After the Apaches and plains Indians had been subdued,
this 17 million-acre county had become the spoils in
a violent struggle for economic and political control.
Billy the Kid became notorious for his involvement in
this conflict, which became known as the Lincoln County
War.
Today, at the Lincoln County Courthouse, you might hear
a tourist with a French accent say, "I never thought
I would be standing in this very place." And it
is the very place. About 60 miles west of Roswell, the
small town of Lincoln straddles US Hwy. 380. Although
the road is paved, much else remains the same.
The historic Tunstall-McSween store still stands. From
beside it, the Kid and four others ambushed and killed
the sheriff and a deputy. Some say Billy's actions were
justified since the sheriff, who owed his appointment
to the stronger side in the Lincoln County War, was
not strictly impartial. Billy the Kid and his cohorts
were on the losing side.
Eventually Billy was captured and taken about 140 miles
southwest to Mesilla, where he was convicted of these
killings. The adobe building that served as courtroom
and jail stands on the southeast corner of Mesilla Plaza.
You can reach the plaza today by taking New Mexico Hwy.
28 south from Las Cruces.
Returned to Lincoln County to hang, the Kid was imprisoned
on the second floor of the courthouse. When prison guard,
Bob Olinger, took the other prisoners across the road
to the Wortley Hotel to eat, the Kid seized his chance
to escape. He asked the other guard to take him outside
to use the outhouse. On the trip back up the stairs,
Billy slipped his very small hands from the handcuffs,
over powered the guard, and took his gun.
If you climb the courthouse stairs, look for a hole
made by a bullet, either fired in the tussle, or when
Billy shot the guard. Then, as you look out the second-floor
window onto the quiet tree-lined street, imagine the
scene as Billy saw it, still shackled, but now holding
Olinger's double-barreled shotgun.
Listen carefully for the echo of Olinger's footsteps
running from the metal-roofed Wortley Hotel and the
shouts of, "Bob, the Kid has killed Bell."
It was the last thing the unfortunate guard heard before
the Kid shot him, too.
Before you leave Lincoln, you might like to try lunch
or dinner at the Wortley Hotel, once owned by Pat Garrett.
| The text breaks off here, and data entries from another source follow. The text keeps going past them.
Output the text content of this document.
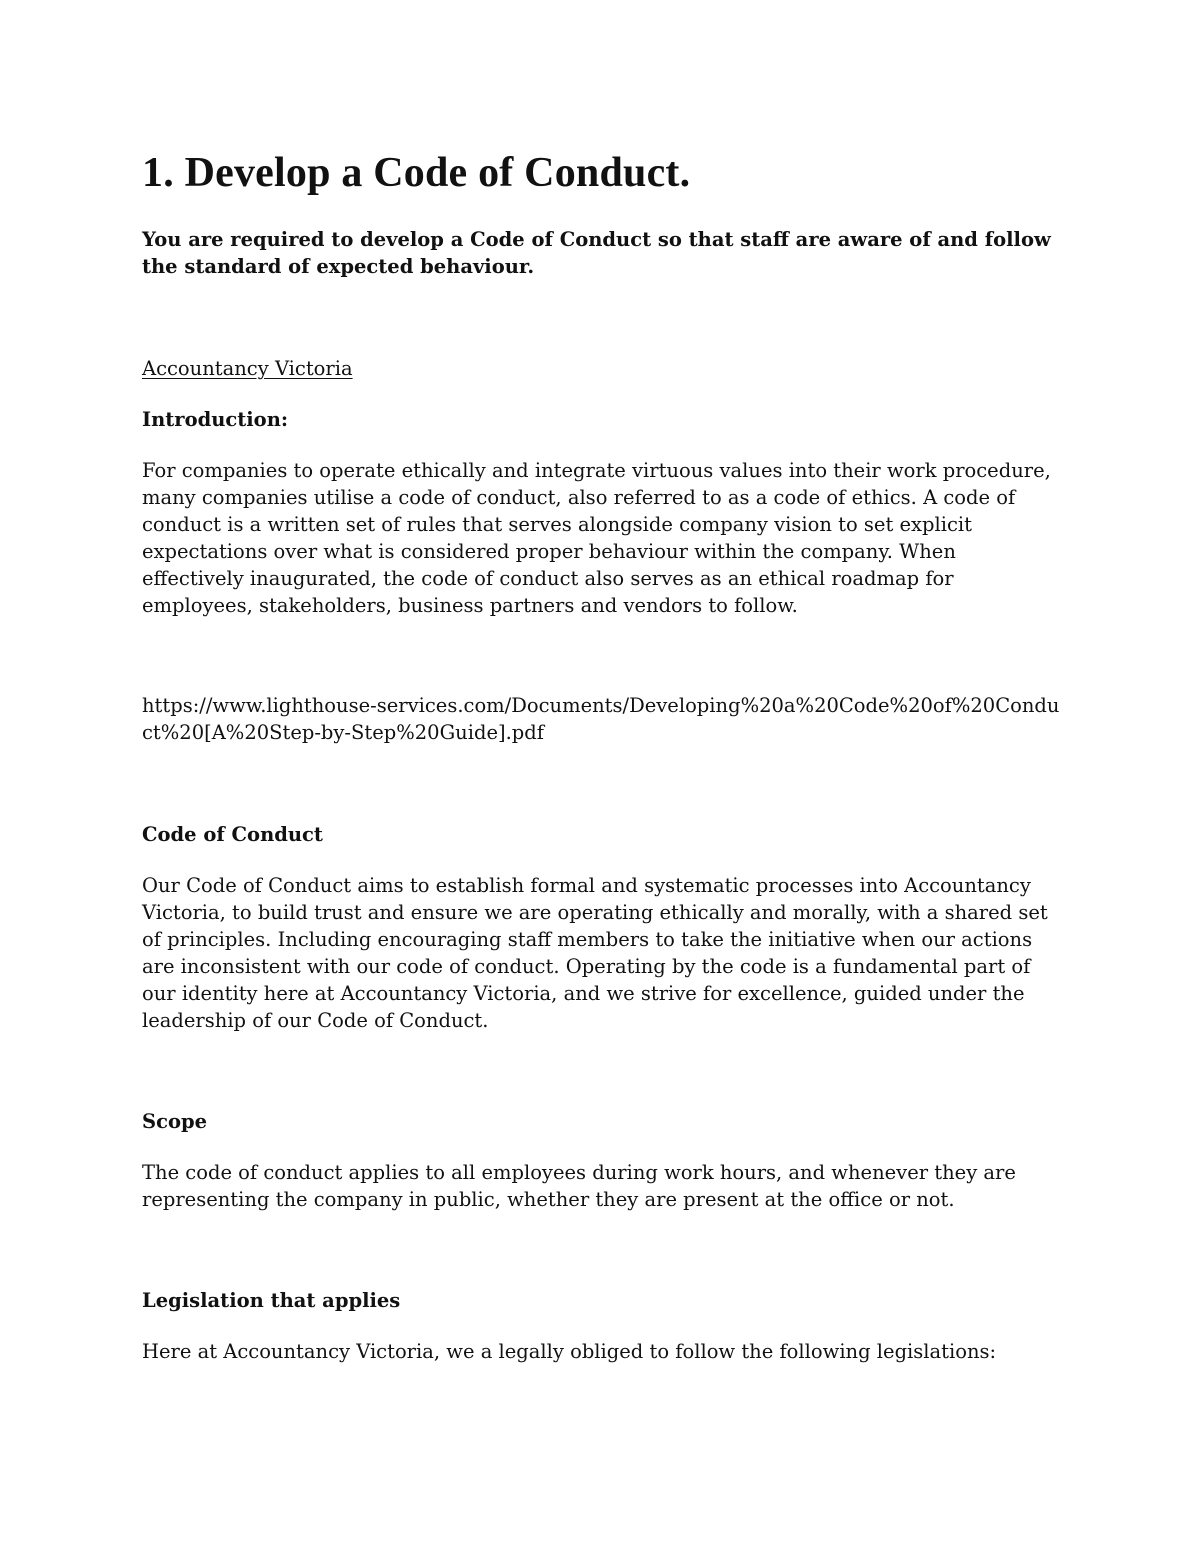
1. Develop a Code of Conduct.

You are required to develop a Code of Conduct so that staff are aware of and follow the standard of expected behaviour.

Accountancy Victoria

Introduction:

For companies to operate ethically and integrate virtuous values into their work procedure, many companies utilise a code of conduct, also referred to as a code of ethics. A code of conduct is a written set of rules that serves alongside company vision to set explicit expectations over what is considered proper behaviour within the company. When effectively inaugurated, the code of conduct also serves as an ethical roadmap for employees, stakeholders, business partners and vendors to follow.

https://www.lighthouse-services.com/Documents/Developing%20a%20Code%20of%20Conduct%20[A%20Step-by-Step%20Guide].pdf

Code of Conduct

Our Code of Conduct aims to establish formal and systematic processes into Accountancy Victoria, to build trust and ensure we are operating ethically and morally, with a shared set of principles. Including encouraging staff members to take the initiative when our actions are inconsistent with our code of conduct. Operating by the code is a fundamental part of our identity here at Accountancy Victoria, and we strive for excellence, guided under the leadership of our Code of Conduct.

Scope

The code of conduct applies to all employees during work hours, and whenever they are representing the company in public, whether they are present at the office or not.

Legislation that applies

Here at Accountancy Victoria, we a legally obliged to follow the following legislations:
A stay in one of the hotel's eight rooms allows a guest
to soak up history.
Legend improbably says that Billy returned to the rightful
owner the horse on which he fled from Lincoln. The Kid
had many friends among the Hispanic settlers in Lincoln
County, and those who sheltered him after his escape
laughed that he carelessly tied the horse to a sotol
stalk. When the stalk broke, the horse returned to its
owner by itself.
Another recuerdo, or memory, of the kind that feeds
legend is that Billy was so heavily armed after his
escape that he had to lighten his load. He placed two
pistols and cartridge belts in the fork of an oak tree,
planning to return for them later. He never came back,
and, according to the story, somewhere in the Capitan
Mountains there grows an old oak tree with his weapons
in its heart.
Tourists on the trail of Billy the Kid have yet to find
the oak tree. But about 140 miles northeast of Lincoln,
they can find Fort Sumner, where Billy the Kid spent
his last days.
The fort had been abandoned a few years before Billy's
time and sold to one of New Mexico's wealthiest landowners.
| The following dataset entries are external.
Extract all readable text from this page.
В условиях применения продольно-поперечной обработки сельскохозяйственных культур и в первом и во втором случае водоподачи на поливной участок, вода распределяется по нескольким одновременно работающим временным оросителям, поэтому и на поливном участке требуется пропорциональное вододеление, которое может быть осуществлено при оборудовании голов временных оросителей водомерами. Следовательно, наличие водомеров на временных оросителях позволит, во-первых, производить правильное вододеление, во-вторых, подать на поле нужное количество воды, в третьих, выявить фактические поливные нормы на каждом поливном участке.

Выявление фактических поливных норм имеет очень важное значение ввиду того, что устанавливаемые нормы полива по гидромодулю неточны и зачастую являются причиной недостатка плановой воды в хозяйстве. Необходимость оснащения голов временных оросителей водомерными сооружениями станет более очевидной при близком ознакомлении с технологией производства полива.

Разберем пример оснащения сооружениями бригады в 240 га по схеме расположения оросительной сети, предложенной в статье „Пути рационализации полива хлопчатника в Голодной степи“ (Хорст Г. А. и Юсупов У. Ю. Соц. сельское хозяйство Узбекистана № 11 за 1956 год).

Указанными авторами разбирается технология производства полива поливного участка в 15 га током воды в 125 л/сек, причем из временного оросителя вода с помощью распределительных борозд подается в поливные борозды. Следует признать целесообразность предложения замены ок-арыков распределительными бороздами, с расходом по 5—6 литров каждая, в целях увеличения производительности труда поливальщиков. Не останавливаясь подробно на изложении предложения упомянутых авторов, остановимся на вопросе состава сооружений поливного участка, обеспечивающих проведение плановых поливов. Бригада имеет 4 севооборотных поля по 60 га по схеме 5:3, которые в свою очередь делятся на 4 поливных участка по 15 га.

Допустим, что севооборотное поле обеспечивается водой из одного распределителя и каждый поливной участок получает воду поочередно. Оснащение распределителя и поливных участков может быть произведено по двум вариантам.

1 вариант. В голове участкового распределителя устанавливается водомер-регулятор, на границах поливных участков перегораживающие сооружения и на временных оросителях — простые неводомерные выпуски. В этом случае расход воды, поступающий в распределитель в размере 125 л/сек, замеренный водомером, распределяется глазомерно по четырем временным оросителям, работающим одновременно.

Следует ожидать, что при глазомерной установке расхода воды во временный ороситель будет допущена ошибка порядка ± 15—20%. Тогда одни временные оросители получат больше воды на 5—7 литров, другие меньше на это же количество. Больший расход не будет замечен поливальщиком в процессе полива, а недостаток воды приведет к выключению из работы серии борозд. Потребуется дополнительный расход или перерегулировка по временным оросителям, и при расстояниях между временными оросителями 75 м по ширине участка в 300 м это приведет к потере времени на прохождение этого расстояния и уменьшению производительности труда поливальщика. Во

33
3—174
From the officers' quarters was fashioned a 21-room
adobe house. It was in a bedroom of this house, on a
warm July night in 1881, that Pat Garrett gunned down
Billy the Kid. Garrett later met his own violent death
in an ambush. He is buried in the Masonic Cemetery in
Las Cruces.
The cemetery at Fort Sumner, in contrast, contains only
a few graves. The military dead were disinterred and
reburied in Santa Fe when the fort was decommissioned.
Billy the Kid's tombstone has been stolen twice and
is chained in place now. He and two compatriots are
buried in a fenced plot about ten feet square.
Or maybe not. Some think the Kid's body was moved to
Santa Fe along with the remains of the dead soldiers.
There is even a rumor that his head is missing. Others
believe he was not killed by Garrett at all, but lived
to an old age under another name.
Today, the places associated with Billy the Kid modestly
wear the patina of history, awaiting the many visitors
still fascinated by the legendary outlaw.